The backdrop of a blue sky is constructed of masonite. Above that is a valence of black painted masonite to provide a finished edge. On the front of the layout are signs, control panels, operations paperwork boxes and some shelves for convenience. A masonite facia provides a clean, finished front to the layout.

Before we leave the topic of benchwork, it is worth discussing a little about the actual track support, the “subroadbed.” Track needs to be supported. Additionally this support has to provide a few additional things: it needs to be smooth, without sudden changes in height. It needs to be sturdy enough such that it will not sag, particularly over time. It also needs to provide a means of accepting nails or at least some means of attachment of the track to the sub-roadbed. Traditional plywood has done well for all these elements. Plywood should be at least 3/8” thick, and most modelers prefer 1/2". However plywood is very hard to hammer small track nails into. Additionally with the plywood acting as the bearing surface for the track, the track will be at the same elevation as the scenery. On the prototype, tracks are generally set on ballast, raised above the surrounding terrain. So often a strip of cork is installed over the plywood and before the track is laid. Cork roadbed is sold with a pre-cut edge to mimic the natural slope of the ballast. This provides a realistic elevation to the track, while providing a soft surface to smooth out any irregularities or gaps. Besides cork, some modelers prefer a paper-board product called Homosote®. This accepts nails quite readily and has the added advantage of deadening sound. A relatively new option is the use of insulating foam sheets (the solid sheet type, not the white beaded type) for both subroadbed and roadbed. It provides a lighter structure and is easily cut and shaped. Attachment of the track can be by conventional track nails, scale spikes or even wire brads. Some modelers prefer their track to be attached with caulk or other non-solvent based glue to get rid of any evidence of oversized nailheads when the layout is complete.
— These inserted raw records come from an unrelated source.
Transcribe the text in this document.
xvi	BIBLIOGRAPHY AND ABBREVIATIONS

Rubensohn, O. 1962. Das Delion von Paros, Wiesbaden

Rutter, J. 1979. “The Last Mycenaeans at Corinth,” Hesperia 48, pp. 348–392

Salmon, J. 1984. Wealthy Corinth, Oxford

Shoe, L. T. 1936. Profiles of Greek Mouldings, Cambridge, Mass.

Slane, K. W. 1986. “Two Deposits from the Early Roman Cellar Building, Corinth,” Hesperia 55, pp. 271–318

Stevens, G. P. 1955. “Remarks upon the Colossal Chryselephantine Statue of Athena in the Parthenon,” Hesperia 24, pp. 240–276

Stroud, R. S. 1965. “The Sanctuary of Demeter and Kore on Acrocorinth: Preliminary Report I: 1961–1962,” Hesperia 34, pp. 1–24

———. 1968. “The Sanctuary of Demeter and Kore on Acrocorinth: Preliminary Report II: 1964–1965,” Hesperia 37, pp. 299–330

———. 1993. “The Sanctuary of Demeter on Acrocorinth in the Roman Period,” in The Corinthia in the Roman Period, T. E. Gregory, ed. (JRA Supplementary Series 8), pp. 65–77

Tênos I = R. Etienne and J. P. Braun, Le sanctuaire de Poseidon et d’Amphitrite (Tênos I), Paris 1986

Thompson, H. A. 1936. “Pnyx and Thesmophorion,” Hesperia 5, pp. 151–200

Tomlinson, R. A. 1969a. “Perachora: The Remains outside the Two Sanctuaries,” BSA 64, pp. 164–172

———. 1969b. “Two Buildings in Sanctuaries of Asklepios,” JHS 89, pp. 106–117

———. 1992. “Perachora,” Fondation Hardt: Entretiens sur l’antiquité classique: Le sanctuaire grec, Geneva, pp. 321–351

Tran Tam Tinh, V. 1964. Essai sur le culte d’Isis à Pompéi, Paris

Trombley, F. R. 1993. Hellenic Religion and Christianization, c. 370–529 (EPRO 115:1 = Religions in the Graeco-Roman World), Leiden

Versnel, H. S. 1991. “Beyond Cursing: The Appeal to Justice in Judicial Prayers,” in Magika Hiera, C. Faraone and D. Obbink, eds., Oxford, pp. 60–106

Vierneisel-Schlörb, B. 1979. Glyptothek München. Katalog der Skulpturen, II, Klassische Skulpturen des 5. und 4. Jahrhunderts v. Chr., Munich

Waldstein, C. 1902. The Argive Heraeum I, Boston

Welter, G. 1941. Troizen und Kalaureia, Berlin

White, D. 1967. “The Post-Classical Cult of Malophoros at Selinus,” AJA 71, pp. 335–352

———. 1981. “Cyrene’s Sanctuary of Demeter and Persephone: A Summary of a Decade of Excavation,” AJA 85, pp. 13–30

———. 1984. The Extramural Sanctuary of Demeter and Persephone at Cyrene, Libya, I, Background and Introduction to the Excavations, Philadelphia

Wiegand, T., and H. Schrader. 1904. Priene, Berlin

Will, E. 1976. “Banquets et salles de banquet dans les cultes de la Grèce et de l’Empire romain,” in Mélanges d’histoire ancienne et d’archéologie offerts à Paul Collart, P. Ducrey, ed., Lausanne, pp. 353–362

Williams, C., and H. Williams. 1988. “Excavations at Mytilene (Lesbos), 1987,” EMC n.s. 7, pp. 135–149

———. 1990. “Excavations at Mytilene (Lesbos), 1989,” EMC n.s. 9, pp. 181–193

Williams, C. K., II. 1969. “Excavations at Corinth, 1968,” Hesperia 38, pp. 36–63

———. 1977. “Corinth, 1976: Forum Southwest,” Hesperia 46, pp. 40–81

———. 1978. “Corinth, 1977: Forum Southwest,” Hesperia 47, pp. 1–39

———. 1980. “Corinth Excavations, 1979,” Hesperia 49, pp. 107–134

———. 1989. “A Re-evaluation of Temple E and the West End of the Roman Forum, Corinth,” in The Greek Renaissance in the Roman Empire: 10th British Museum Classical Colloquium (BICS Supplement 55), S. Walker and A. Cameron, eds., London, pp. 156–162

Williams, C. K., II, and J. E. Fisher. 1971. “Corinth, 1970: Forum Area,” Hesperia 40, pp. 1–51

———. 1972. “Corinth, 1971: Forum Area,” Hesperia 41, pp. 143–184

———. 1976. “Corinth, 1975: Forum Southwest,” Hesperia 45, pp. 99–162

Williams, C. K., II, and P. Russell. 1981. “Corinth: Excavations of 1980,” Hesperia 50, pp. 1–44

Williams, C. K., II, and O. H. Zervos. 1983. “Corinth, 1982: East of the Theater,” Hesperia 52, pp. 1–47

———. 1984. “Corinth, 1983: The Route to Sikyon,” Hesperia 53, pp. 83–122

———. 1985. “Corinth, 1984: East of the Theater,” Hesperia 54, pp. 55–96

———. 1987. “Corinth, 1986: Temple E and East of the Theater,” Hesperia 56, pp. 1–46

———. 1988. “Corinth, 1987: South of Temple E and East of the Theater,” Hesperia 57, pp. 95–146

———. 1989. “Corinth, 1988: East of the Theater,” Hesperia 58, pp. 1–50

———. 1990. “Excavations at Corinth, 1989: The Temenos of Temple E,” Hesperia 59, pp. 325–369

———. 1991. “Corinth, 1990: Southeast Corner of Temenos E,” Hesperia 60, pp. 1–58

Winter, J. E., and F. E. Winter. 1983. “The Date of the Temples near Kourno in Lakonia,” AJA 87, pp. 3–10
Each of the benchwork and track subroadbed styles have their own best application and advantages. Often multiple methods will be used in developing a layout. For example, there may be a peninsula in the room using the open grid benchwork; tracks will run along the wall using a shelf system, and a yard area perhaps will use a conventional table-top method. Feel free to adjust the designs to suit the need.
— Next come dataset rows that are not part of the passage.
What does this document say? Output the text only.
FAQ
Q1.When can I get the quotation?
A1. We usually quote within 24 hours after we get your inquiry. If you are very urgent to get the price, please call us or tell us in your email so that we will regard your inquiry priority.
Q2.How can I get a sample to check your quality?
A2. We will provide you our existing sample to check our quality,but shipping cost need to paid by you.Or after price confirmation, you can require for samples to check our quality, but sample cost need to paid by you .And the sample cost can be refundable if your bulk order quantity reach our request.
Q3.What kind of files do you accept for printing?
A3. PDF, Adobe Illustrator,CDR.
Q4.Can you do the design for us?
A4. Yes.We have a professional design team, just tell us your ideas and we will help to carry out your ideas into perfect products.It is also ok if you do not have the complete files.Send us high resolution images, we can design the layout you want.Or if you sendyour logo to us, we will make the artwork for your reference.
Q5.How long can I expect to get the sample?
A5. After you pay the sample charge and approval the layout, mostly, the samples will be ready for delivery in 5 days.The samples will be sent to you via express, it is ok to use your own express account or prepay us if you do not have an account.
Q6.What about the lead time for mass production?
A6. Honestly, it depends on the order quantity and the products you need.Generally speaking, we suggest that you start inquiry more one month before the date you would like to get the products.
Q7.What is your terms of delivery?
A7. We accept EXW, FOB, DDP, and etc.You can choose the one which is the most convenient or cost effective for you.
Benchwork may appear to be a daunting element of model railroading. However, it is really is not that difficult and can even be fun to develop. Different approaches and designs allow it to be adjusted to meet the needs of the layout. While there are some design and construction considerations that need to be made, the work is well within the capability of any individual interested in doing so. And once completed, you will be ready to move into the next phase of building the layout - laying track!